Discussion Questions 
1. All three of the women at the center of Wild Swans display great courage, often to a stunning extent — speaking out in times of enforced unanimity, facing firing squads, risking their lives for the sake of others. Compare the kinds of bravery they exemplified. Does one stand out as particularly courageous?

2. The 20th century could rightly be called an era of violence in China, and the lives of these three women were indeed remarkably touched by brutality. Although none was violent by nature, all three were witnesses to — and sometimes victims of — naked savagery, to the extent that it may have begun to seem almost mundane. How did it affect their lives, and specifically their political feelings?

3. The women of Wild Swans lived through an era of such upheaval that they were constantly being called upon to pledge allegiance to a new regime or a new leading figure, each one distant from their day-to-day lives, and each usually claiming to be more "revolutionary" or diehard than the one before. What was the effect of this disorientation? Did the women ever show a sense of political or spiritual homelessness?

4. For each of the principal figures in this book, romantic love was strictly controlled and radically circumscribed — and yet such feelings played a powerful role. How did the politicization of the deeply personal affect the lives recounted in Wild Swans? At what cost did these men and women pursue love?

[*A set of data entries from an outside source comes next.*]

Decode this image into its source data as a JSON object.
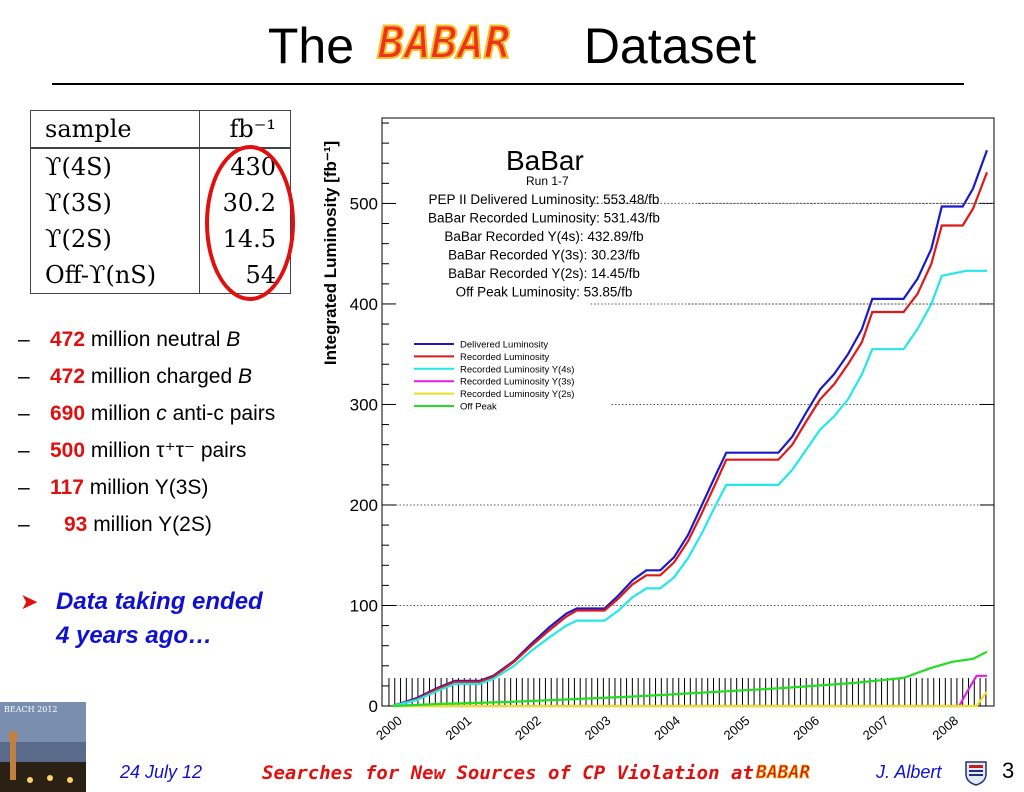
{
  "slide": {
    "title_prefix": "The",
    "title_logo": "BABAR",
    "title_suffix": "Dataset"
  },
  "table": {
    "headers": [
      "sample",
      "fb⁻¹"
    ],
    "rows": [
      [
        "ϒ(4S)",
        "430"
      ],
      [
        "ϒ(3S)",
        "30.2"
      ],
      [
        "ϒ(2S)",
        "14.5"
      ],
      [
        "Off-ϒ(nS)",
        "54"
      ]
    ]
  },
  "bullets": [
    {
      "dash": "–",
      "number": "472",
      "text": " million neutral ",
      "italic": "B",
      "tail": ""
    },
    {
      "dash": "–",
      "number": "472",
      "text": " million charged ",
      "italic": "B",
      "tail": ""
    },
    {
      "dash": "–",
      "number": "690",
      "text": " million ",
      "italic": "c",
      "tail": " anti-c pairs"
    },
    {
      "dash": "–",
      "number": "500",
      "text": " million τ⁺τ⁻ pairs",
      "italic": "",
      "tail": ""
    },
    {
      "dash": "–",
      "number": "117",
      "text": " million Y(3S)",
      "italic": "",
      "tail": ""
    },
    {
      "dash": "–",
      "number": "93",
      "text": " million Y(2S)",
      "italic": "",
      "tail": ""
    }
  ],
  "note": {
    "arrow_icon": "red-arrowhead-icon",
    "text": "Data taking ended 4 years ago…"
  },
  "chart_data": {
    "type": "line",
    "title": "BaBar",
    "subtitle": "Run 1-7",
    "ylabel": "Integrated Luminosity [fb⁻¹]",
    "xlabel": "",
    "xlim": [
      1999.7,
      2008.5
    ],
    "ylim": [
      0,
      585
    ],
    "x_ticks": [
      "2000",
      "2001",
      "2002",
      "2003",
      "2004",
      "2005",
      "2006",
      "2007",
      "2008"
    ],
    "y_ticks": [
      0,
      100,
      200,
      300,
      400,
      500
    ],
    "grid": "dotted horizontal at 100, 200, 300, 400, 500",
    "annotations": [
      "PEP II Delivered Luminosity: 553.48/fb",
      "BaBar Recorded Luminosity: 531.43/fb",
      "BaBar Recorded Y(4s): 432.89/fb",
      "BaBar Recorded Y(3s): 30.23/fb",
      "BaBar Recorded Y(2s): 14.45/fb",
      "Off Peak Luminosity: 53.85/fb"
    ],
    "legend_position": "upper-left",
    "series": [
      {
        "name": "Delivered Luminosity",
        "color": "#1a1acc",
        "points": [
          [
            1999.85,
            0
          ],
          [
            2000.2,
            8
          ],
          [
            2000.5,
            18
          ],
          [
            2000.75,
            25
          ],
          [
            2001.1,
            25
          ],
          [
            2001.3,
            30
          ],
          [
            2001.6,
            45
          ],
          [
            2001.85,
            62
          ],
          [
            2002.1,
            78
          ],
          [
            2002.35,
            92
          ],
          [
            2002.5,
            97
          ],
          [
            2002.9,
            97
          ],
          [
            2003.1,
            110
          ],
          [
            2003.3,
            125
          ],
          [
            2003.5,
            135
          ],
          [
            2003.7,
            135
          ],
          [
            2003.9,
            148
          ],
          [
            2004.1,
            170
          ],
          [
            2004.3,
            200
          ],
          [
            2004.5,
            230
          ],
          [
            2004.65,
            252
          ],
          [
            2005.4,
            252
          ],
          [
            2005.6,
            268
          ],
          [
            2005.8,
            292
          ],
          [
            2006.0,
            315
          ],
          [
            2006.2,
            330
          ],
          [
            2006.4,
            350
          ],
          [
            2006.6,
            375
          ],
          [
            2006.75,
            405
          ],
          [
            2007.2,
            405
          ],
          [
            2007.4,
            425
          ],
          [
            2007.6,
            455
          ],
          [
            2007.75,
            497
          ],
          [
            2008.05,
            497
          ],
          [
            2008.2,
            515
          ],
          [
            2008.4,
            553
          ]
        ]
      },
      {
        "name": "Recorded Luminosity",
        "color": "#e01818",
        "points": [
          [
            1999.85,
            0
          ],
          [
            2000.2,
            7
          ],
          [
            2000.5,
            17
          ],
          [
            2000.75,
            24
          ],
          [
            2001.1,
            24
          ],
          [
            2001.3,
            29
          ],
          [
            2001.6,
            44
          ],
          [
            2001.85,
            60
          ],
          [
            2002.1,
            75
          ],
          [
            2002.35,
            89
          ],
          [
            2002.5,
            95
          ],
          [
            2002.9,
            95
          ],
          [
            2003.1,
            107
          ],
          [
            2003.3,
            121
          ],
          [
            2003.5,
            130
          ],
          [
            2003.7,
            130
          ],
          [
            2003.9,
            143
          ],
          [
            2004.1,
            164
          ],
          [
            2004.3,
            192
          ],
          [
            2004.5,
            222
          ],
          [
            2004.65,
            245
          ],
          [
            2005.4,
            245
          ],
          [
            2005.6,
            260
          ],
          [
            2005.8,
            283
          ],
          [
            2006.0,
            305
          ],
          [
            2006.2,
            320
          ],
          [
            2006.4,
            340
          ],
          [
            2006.6,
            362
          ],
          [
            2006.75,
            392
          ],
          [
            2007.2,
            392
          ],
          [
            2007.4,
            410
          ],
          [
            2007.6,
            440
          ],
          [
            2007.75,
            478
          ],
          [
            2008.05,
            478
          ],
          [
            2008.2,
            495
          ],
          [
            2008.4,
            531
          ]
        ]
      },
      {
        "name": "Recorded Luminosity Y(4s)",
        "color": "#22e8e8",
        "points": [
          [
            1999.85,
            0
          ],
          [
            2000.2,
            6
          ],
          [
            2000.5,
            15
          ],
          [
            2000.75,
            22
          ],
          [
            2001.1,
            22
          ],
          [
            2001.3,
            27
          ],
          [
            2001.6,
            40
          ],
          [
            2001.85,
            55
          ],
          [
            2002.1,
            68
          ],
          [
            2002.35,
            80
          ],
          [
            2002.5,
            85
          ],
          [
            2002.9,
            85
          ],
          [
            2003.1,
            95
          ],
          [
            2003.3,
            108
          ],
          [
            2003.5,
            117
          ],
          [
            2003.7,
            117
          ],
          [
            2003.9,
            128
          ],
          [
            2004.1,
            147
          ],
          [
            2004.3,
            172
          ],
          [
            2004.5,
            200
          ],
          [
            2004.65,
            220
          ],
          [
            2005.4,
            220
          ],
          [
            2005.6,
            235
          ],
          [
            2005.8,
            255
          ],
          [
            2006.0,
            275
          ],
          [
            2006.2,
            288
          ],
          [
            2006.4,
            305
          ],
          [
            2006.6,
            330
          ],
          [
            2006.75,
            355
          ],
          [
            2007.2,
            355
          ],
          [
            2007.4,
            375
          ],
          [
            2007.6,
            400
          ],
          [
            2007.75,
            428
          ],
          [
            2008.1,
            433
          ],
          [
            2008.4,
            433
          ]
        ]
      },
      {
        "name": "Recorded Luminosity Y(3s)",
        "color": "#e020e0",
        "points": [
          [
            1999.85,
            0
          ],
          [
            2008.0,
            0
          ],
          [
            2008.12,
            15
          ],
          [
            2008.25,
            30
          ],
          [
            2008.4,
            30
          ]
        ]
      },
      {
        "name": "Recorded Luminosity Y(2s)",
        "color": "#e8e020",
        "points": [
          [
            1999.85,
            0
          ],
          [
            2008.25,
            0
          ],
          [
            2008.35,
            10
          ],
          [
            2008.4,
            14
          ]
        ]
      },
      {
        "name": "Off Peak",
        "color": "#22dd22",
        "points": [
          [
            1999.85,
            0
          ],
          [
            2000.5,
            2
          ],
          [
            2001.5,
            4
          ],
          [
            2002.5,
            7
          ],
          [
            2003.5,
            10
          ],
          [
            2004.5,
            14
          ],
          [
            2005.5,
            18
          ],
          [
            2006.5,
            23
          ],
          [
            2007.2,
            28
          ],
          [
            2007.6,
            38
          ],
          [
            2007.9,
            44
          ],
          [
            2008.2,
            47
          ],
          [
            2008.4,
            54
          ]
        ]
      }
    ]
  },
  "footer": {
    "date": "24 July 12",
    "talk_title": "Searches for New Sources of CP Violation at",
    "talk_logo": "BABAR",
    "author": "J. Albert",
    "page": "3",
    "thumb_caption": "BEACH 2012",
    "crest_icon": "university-crest-icon",
    "thumb_icon": "conference-photo-icon"
  }
}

5. Familial love was also the object of close government scrutiny and control in the last century, despite the historical importance of the clan in Chinese tradition. Particularly watchful was the Communist regime, which stipulated heavy penalties for "putting family first." The key players in Wild Swans often found themselves caught in the middle between concern for their loved ones and the social and political demands placed on them. Discuss the range of ways in which they reacted to this tension.

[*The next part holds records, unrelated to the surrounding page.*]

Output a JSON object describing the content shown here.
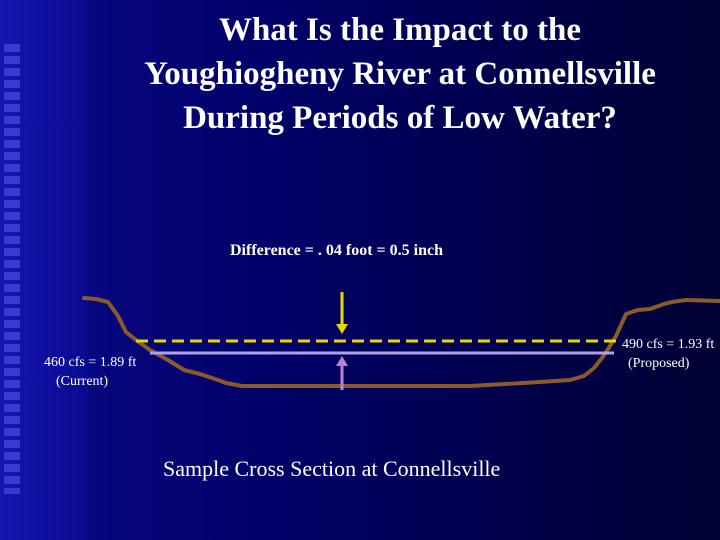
{
  "slide": {
    "title": "What Is the Impact to the\nYoughiogheny River at Connellsville\nDuring Periods of Low Water?"
  },
  "diagram": {
    "difference_label": "Difference = . 04 foot = 0.5 inch",
    "current": {
      "line1": "460 cfs = 1.89 ft",
      "line2": "(Current)"
    },
    "proposed": {
      "line1": "490 cfs = 1.93 ft",
      "line2": "(Proposed)"
    },
    "caption": "Sample Cross Section at Connellsville"
  },
  "colors": {
    "background": "#000066",
    "riverbed": "#8b5a2b",
    "water_current": "#b0a0e8",
    "water_proposed": "#e6d800",
    "arrow_down": "#e6d800",
    "arrow_up": "#c080d0",
    "text": "#ffffff"
  }
}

6. Ceremony, pageantry and ritual have been important elements of Chinese culture for millennia. As the author notes, it was not uncommon even in the 20th century for a family to bankrupt themselves to put on an impressive wedding or funeral. Did prevailing attitudes about ceremony seem to change over the course of the narrative in Wild Swans? What attitudes did the individual women appear hold on the subject?

7. After the decidedly mixed Kuomintang era (not to mention the brief occupations in the North by the Soviets and Japanese), the advent of Communism was embraced by the author's parents. Soon Jung Chang herself, born during the early years of the CCP, was swept up in the widespread fervor. But seeds of doubt slowly begin to appear in the book. What do you think were the key moments in Jung Chang's and her parents' changes of heart? Why?

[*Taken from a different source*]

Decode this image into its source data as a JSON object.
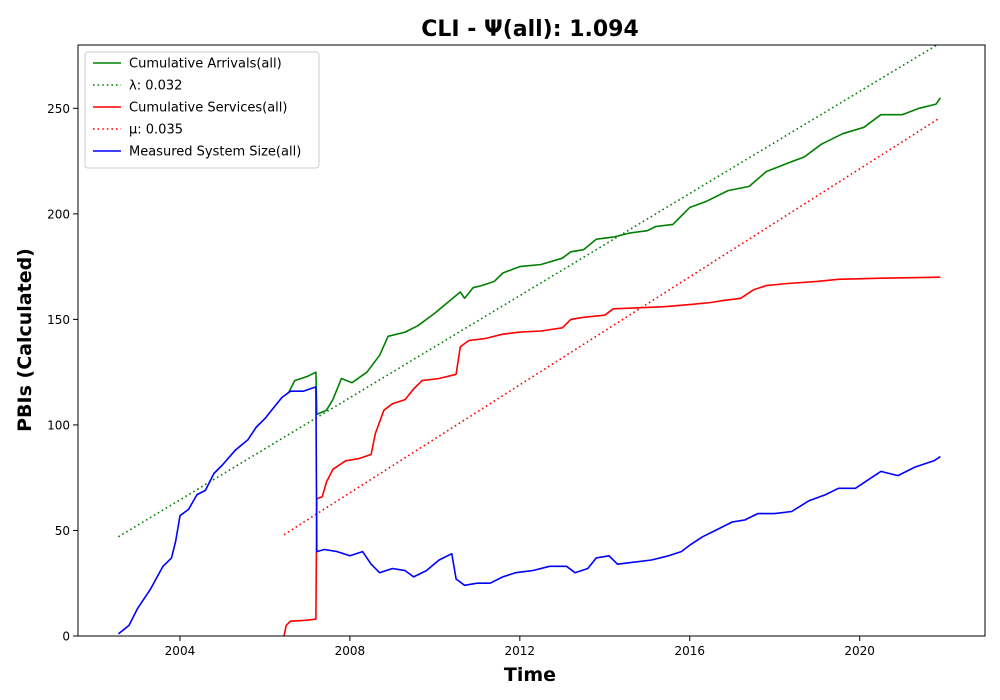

8. For obvious reasons, Jung Chang's tale bears the most details, reported feelings and other personal touches. Describe her psychological growth or transformation during the course of her young life. Did you feel she reported her thoughts honestly? Did you ever applaud her choices? Did you ever disapprove?

9. Wild Swans is a work of biography and autobiography with many novelistic elements. It is also, however, a valuable work of 20th-century Chinese history. What did you learn about the country from reading it? If you knew the basic outline of the history, did anything strike you freshly because of the personal narrative approach?